Liver, kidneys and gastrointestinal tract are the principal target organs of toxicity in mice and rats at repeat doses of linagliptin of more than 300 times the human exposure.
In rats effects on reproductive organs, thyroid and the lymphoid organs were seen at more than 1,500 times human exposure. Strong pseudo-allergic reactions were observed in dogs at medium doses, secondarily causing cardiovascular changes, which were considered dog-specific. Liver, kidneys, stomach, reproductive organs, thymus, spleen, and lymph nodes were target organs of toxicity in Cynomolgus monkeys at more than 450 times human exposure. At more than 100 times human exposure, irritation of the stomach was the major finding in these monkeys.

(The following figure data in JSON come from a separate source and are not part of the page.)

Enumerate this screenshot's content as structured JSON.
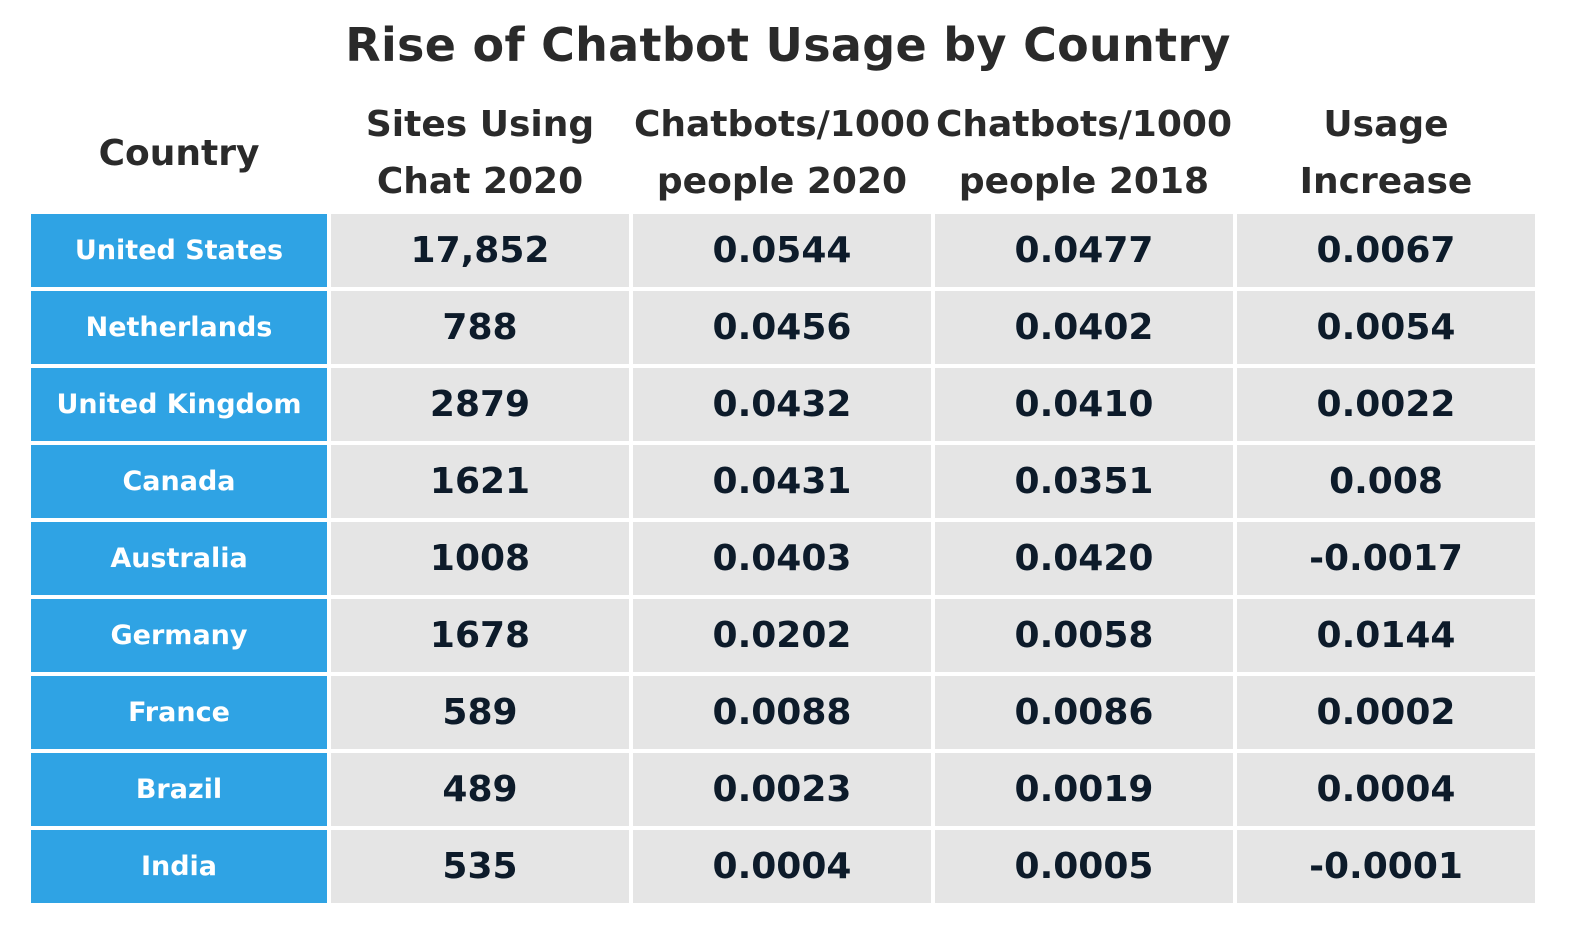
{
  "colors": {
    "country_cell_bg": "#2fa3e4",
    "country_cell_text": "#ffffff",
    "value_cell_bg": "#e5e5e5",
    "value_cell_text": "#0d1b2a",
    "header_text": "#2a2a2a"
  },
  "chart_data": {
    "type": "table",
    "title": "Rise of Chatbot Usage by Country",
    "columns": [
      "Country",
      "Sites Using Chat 2020",
      "Chatbots/1000 people 2020",
      "Chatbots/1000 people 2018",
      "Usage Increase"
    ],
    "rows": [
      [
        "United States",
        "17,852",
        "0.0544",
        "0.0477",
        "0.0067"
      ],
      [
        "Netherlands",
        "788",
        "0.0456",
        "0.0402",
        "0.0054"
      ],
      [
        "United Kingdom",
        "2879",
        "0.0432",
        "0.0410",
        "0.0022"
      ],
      [
        "Canada",
        "1621",
        "0.0431",
        "0.0351",
        "0.008"
      ],
      [
        "Australia",
        "1008",
        "0.0403",
        "0.0420",
        "-0.0017"
      ],
      [
        "Germany",
        "1678",
        "0.0202",
        "0.0058",
        "0.0144"
      ],
      [
        "France",
        "589",
        "0.0088",
        "0.0086",
        "0.0002"
      ],
      [
        "Brazil",
        "489",
        "0.0023",
        "0.0019",
        "0.0004"
      ],
      [
        "India",
        "535",
        "0.0004",
        "0.0005",
        "-0.0001"
      ]
    ]
  }
}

Linagliptin and its main metabolite did not show a genotoxic potential.
Oral 2 year carcinogenicity studies in rats and mice revealed no evidence of carcinogenicity in rats or male mice. A significantly higher incidence of malignant lymphomas only in female mice at the highest dose (> 200 times human exposure) is not considered relevant for humans (explanation: non- treatment related but due to highly variable background incidence). Based on these studies there is no concern for carcinogenicity in humans.
The NOAEL for fertility, early embryonic development and teratogenicity in rats was set at >900 times the human exposure. The NOAEL for maternal-, embryo-fetal-, and offspring toxicity in rats was 49 times human exposure. No teratogenic effects were observed in rabbits at >1,000 times human exposure. A NOAEL of 78 times human exposure was derived for embryo-fetal toxicity in rabbits, and for maternal toxicity the NOAEL was 2.1 times human exposure. Therefore, it is considered unlikely that linagliptin affects reproduction at therapeutic exposures in humans.
Tablet core Mannitol
Pregelatinised starch (maize) Maize starch
Copovidone Magnesium stearate
Film coating Hypromellose
Titanium dioxide (E171) Talc
Macrogol (6000) Iron oxide red (E172)
Not applicable.
This medicinal product does not require any special storage conditions.
Perforated alu/alu unit dose blisters in cartons containing 10 x 1, 14 x 1, 28 x 1, 30 x 1, 56 x 1, 60 x 1,
84 x 1, 90 x 1, 98 x 1, 100 x 1 and 120 x 1 film-coated tablets.
Not all pack sizes may be marketed.
Any unused product or waste material should be disposed of in accordance with local requirements.